Cuts, education policy and the prioritisation of trade combine to make a difficult situation worse and underline the Coalition's incompetence.

The other news story was about the decline in scientific knowledge of 14 year olds in international comparisons, Such comparisons are notoriously unreliable but there has been less emphasis on science in primary schools as a consequence of the ending of written tests in the subject at the end of Key Stage 2. With schools being judged on test results in English and Mathematics and low results bringing negative Ofsted judgements and threats of forced academy status,  schools are concentrating on the 3Rs.

Children's fascination with the natural environment (see them clustered around snails, slugs and worms in the school garden or bent over paving stone cracks on 'flying ant day') should be an interest to build on in the classroom, but too often it is ignored, to concentrate on the timetabled literacy and maths lessons.

This is a pity as so much mathematics and literacy can come out of science based on motivating and exciting  first hand experience rather than lessons down-loaded from the internet.
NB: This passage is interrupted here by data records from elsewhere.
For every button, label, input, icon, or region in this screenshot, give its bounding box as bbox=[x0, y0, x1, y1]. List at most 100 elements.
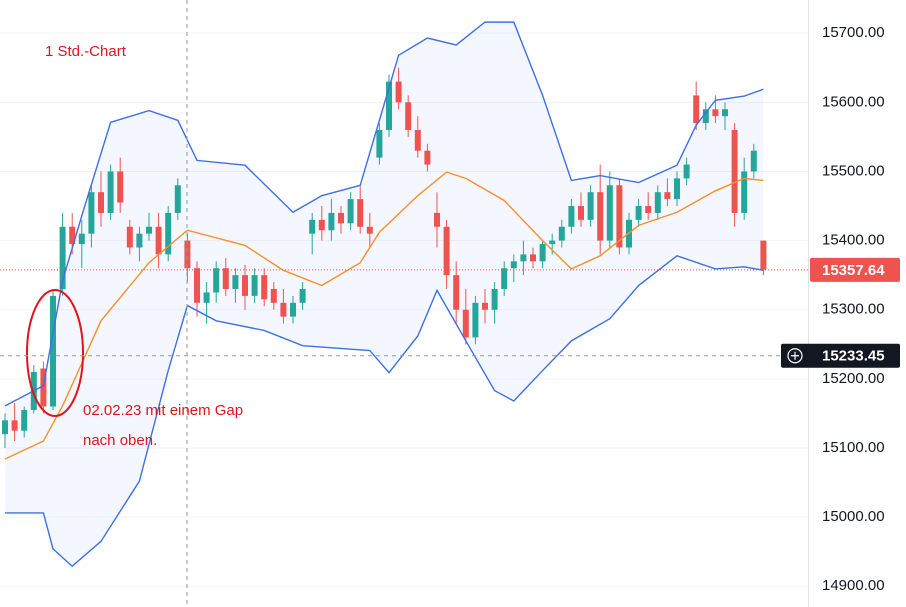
candles bbox=[2, 67, 767, 448]
candle-body bbox=[165, 212, 172, 255]
y-tick-label: 15400.00 bbox=[822, 232, 885, 249]
candle-body bbox=[530, 254, 536, 262]
y-tick-label: 15500.00 bbox=[822, 162, 885, 179]
grid bbox=[0, 32, 808, 587]
candle-body bbox=[117, 171, 124, 203]
candle-body bbox=[674, 178, 680, 200]
candle-body bbox=[414, 129, 421, 151]
candle-body bbox=[702, 109, 709, 124]
annotation: 02.02.23 mit einem Gap bbox=[83, 402, 243, 419]
candle-body bbox=[366, 226, 373, 234]
candle-body bbox=[616, 185, 623, 248]
candle-body bbox=[290, 302, 296, 317]
highlight-ellipse bbox=[26, 289, 84, 417]
candle-body bbox=[40, 368, 47, 407]
last-price-box bbox=[810, 257, 900, 282]
y-tick-label: 14900.00 bbox=[822, 577, 885, 594]
candle-body bbox=[578, 206, 584, 220]
candle-body bbox=[395, 81, 402, 103]
candle-body bbox=[683, 164, 690, 179]
candle-body bbox=[760, 240, 767, 270]
candle-body bbox=[107, 171, 114, 213]
plus-icon bbox=[787, 348, 803, 364]
candle-body bbox=[434, 212, 440, 227]
annotation: 1 Std.-Chart bbox=[45, 43, 127, 60]
price-axis-bg bbox=[808, 0, 906, 607]
candle-body bbox=[184, 240, 191, 269]
candle-body bbox=[50, 295, 56, 407]
candle-body bbox=[261, 275, 268, 300]
candle-body bbox=[606, 185, 613, 241]
candle-body bbox=[635, 206, 642, 220]
candle-body bbox=[654, 192, 661, 213]
candle-body bbox=[59, 226, 66, 289]
candle-body bbox=[645, 206, 652, 213]
candle-body bbox=[270, 288, 277, 303]
candle-body bbox=[203, 292, 210, 303]
candle-body bbox=[328, 212, 335, 231]
candle-body bbox=[376, 129, 383, 158]
crosshair-box bbox=[781, 343, 900, 368]
band-line bbox=[5, 255, 764, 568]
candle-body bbox=[78, 233, 85, 245]
candle-body bbox=[386, 81, 392, 130]
candle-body bbox=[347, 199, 354, 224]
candle-body bbox=[664, 192, 671, 200]
candle-body bbox=[712, 109, 719, 117]
candle-body bbox=[11, 420, 18, 431]
candle-body bbox=[520, 254, 527, 262]
candle-body bbox=[309, 219, 316, 234]
candle-body bbox=[232, 275, 239, 289]
plus-icon bbox=[791, 351, 799, 360]
y-tick-label: 15300.00 bbox=[822, 301, 885, 318]
candle-body bbox=[136, 233, 143, 248]
candle-body bbox=[443, 226, 450, 276]
y-tick-label: 15600.00 bbox=[822, 93, 885, 110]
last-price-label: 15357.64 bbox=[822, 262, 885, 279]
candle-body bbox=[98, 192, 104, 213]
band-line bbox=[4, 171, 764, 460]
candle-body bbox=[750, 150, 757, 172]
candle-body bbox=[194, 268, 200, 303]
candle-body bbox=[251, 275, 258, 296]
candle-body bbox=[693, 95, 700, 124]
candle-body bbox=[338, 212, 344, 224]
candle-body bbox=[482, 302, 488, 310]
crosshair-label: 15233.45 bbox=[822, 348, 885, 365]
candle-body bbox=[318, 219, 325, 231]
candle-body bbox=[539, 244, 546, 262]
candle-body bbox=[731, 129, 738, 213]
candle-body bbox=[558, 226, 565, 241]
candle-body bbox=[424, 150, 431, 165]
candle-body bbox=[69, 226, 76, 245]
candle-body bbox=[21, 409, 28, 431]
candle-body bbox=[2, 420, 8, 435]
candle-body bbox=[568, 206, 575, 227]
annotation: nach oben. bbox=[83, 432, 157, 449]
candle-body bbox=[174, 185, 181, 213]
candle-body bbox=[222, 268, 229, 289]
candle-body bbox=[453, 275, 460, 310]
y-tick-label: 15200.00 bbox=[822, 370, 885, 387]
candle-body bbox=[242, 275, 248, 296]
candle-body bbox=[126, 226, 133, 248]
candle-body bbox=[510, 261, 517, 269]
candle-body bbox=[280, 302, 287, 317]
candle-body bbox=[146, 226, 152, 234]
y-tick-label: 15000.00 bbox=[822, 508, 885, 525]
price-axis: 14900.00 15000.00 15100.00 15200.00 15300.00… bbox=[822, 24, 885, 594]
candle-body bbox=[549, 240, 556, 245]
y-tick-label: 15700.00 bbox=[822, 24, 885, 41]
candle-body bbox=[462, 309, 469, 338]
band-fill bbox=[5, 22, 764, 567]
band-line bbox=[4, 21, 764, 407]
candle-body bbox=[155, 226, 162, 255]
candle-body bbox=[501, 268, 508, 289]
candle-body bbox=[722, 109, 728, 117]
candle-body bbox=[213, 268, 220, 293]
candle-body bbox=[88, 192, 95, 234]
candle-body bbox=[405, 102, 412, 130]
candle-body bbox=[741, 171, 748, 213]
band-area bbox=[5, 22, 764, 567]
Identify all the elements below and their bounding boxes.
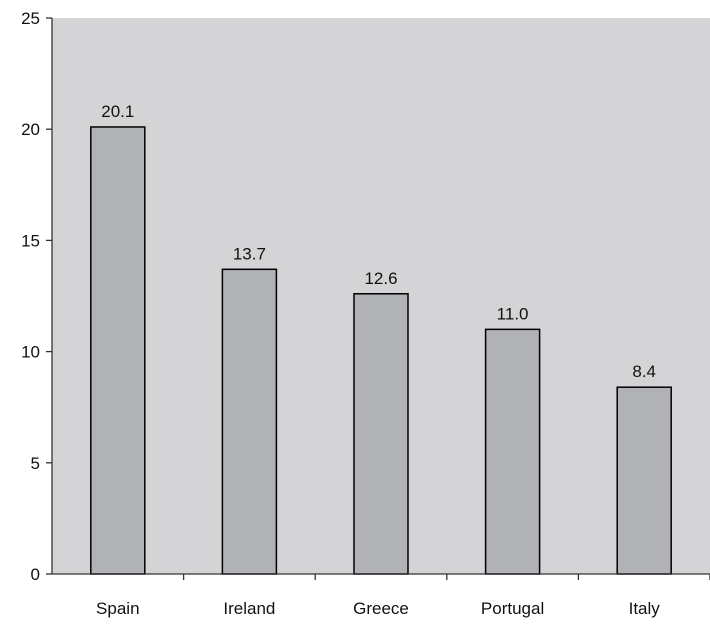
data-label: 13.7: [233, 244, 266, 263]
y-tick-label: 0: [31, 565, 40, 584]
x-category-label: Italy: [629, 599, 661, 618]
x-ticks-group: Spain Ireland Greece Portugal Italy: [96, 574, 710, 618]
y-tick-label: 25: [21, 9, 40, 28]
y-tick-label: 10: [21, 343, 40, 362]
y-tick-label: 20: [21, 120, 40, 139]
y-tick-label: 15: [21, 231, 40, 250]
y-ticks-group: 0 5 10 15 20 25: [21, 9, 52, 584]
bars-group: 20.1 13.7 12.6 11.0 8.4: [90, 102, 672, 575]
data-label: 12.6: [364, 269, 397, 288]
bar-italy: [616, 386, 672, 575]
bar-portugal: [484, 328, 541, 575]
y-tick-label: 5: [31, 454, 40, 473]
bar-greece: [353, 293, 409, 575]
x-category-label: Ireland: [223, 599, 275, 618]
data-label: 20.1: [101, 102, 134, 121]
bar-ireland: [221, 268, 278, 575]
data-label: 8.4: [632, 362, 656, 381]
x-category-label: Spain: [96, 599, 139, 618]
x-category-label: Greece: [353, 599, 409, 618]
data-label: 11.0: [497, 304, 529, 323]
x-category-label: Portugal: [481, 599, 544, 618]
bar-spain: [90, 126, 146, 575]
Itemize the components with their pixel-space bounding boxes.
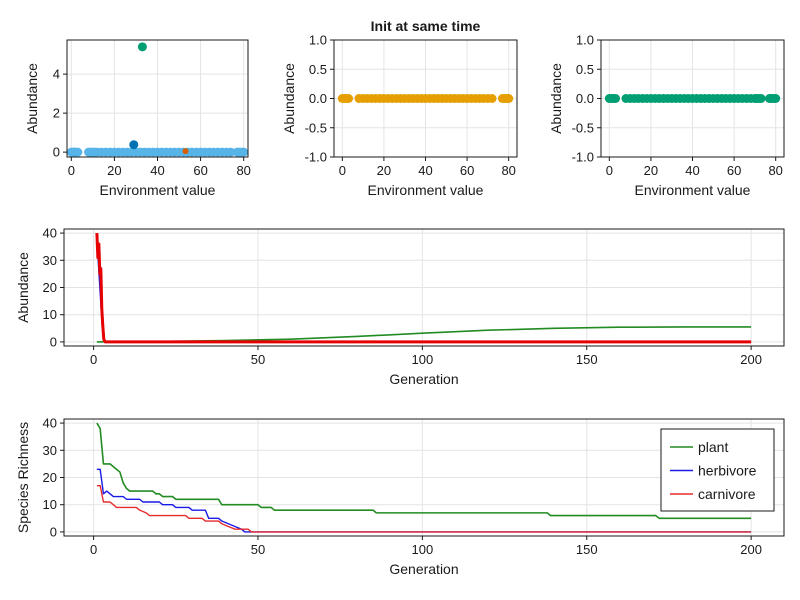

A lifelong interest in nature can come from such early encounters.

Michael Gove will no doubt blame teachers for this, although it is a consequence of both Labour and the Coalition's narrow view of education and their repressive testing regime. It does not even make sense in their own terms as the need to compete internationally, that they both cite,  requires creativity and adaptability rather than the regurgitation of facts and model essays that the new examination system is emphasising.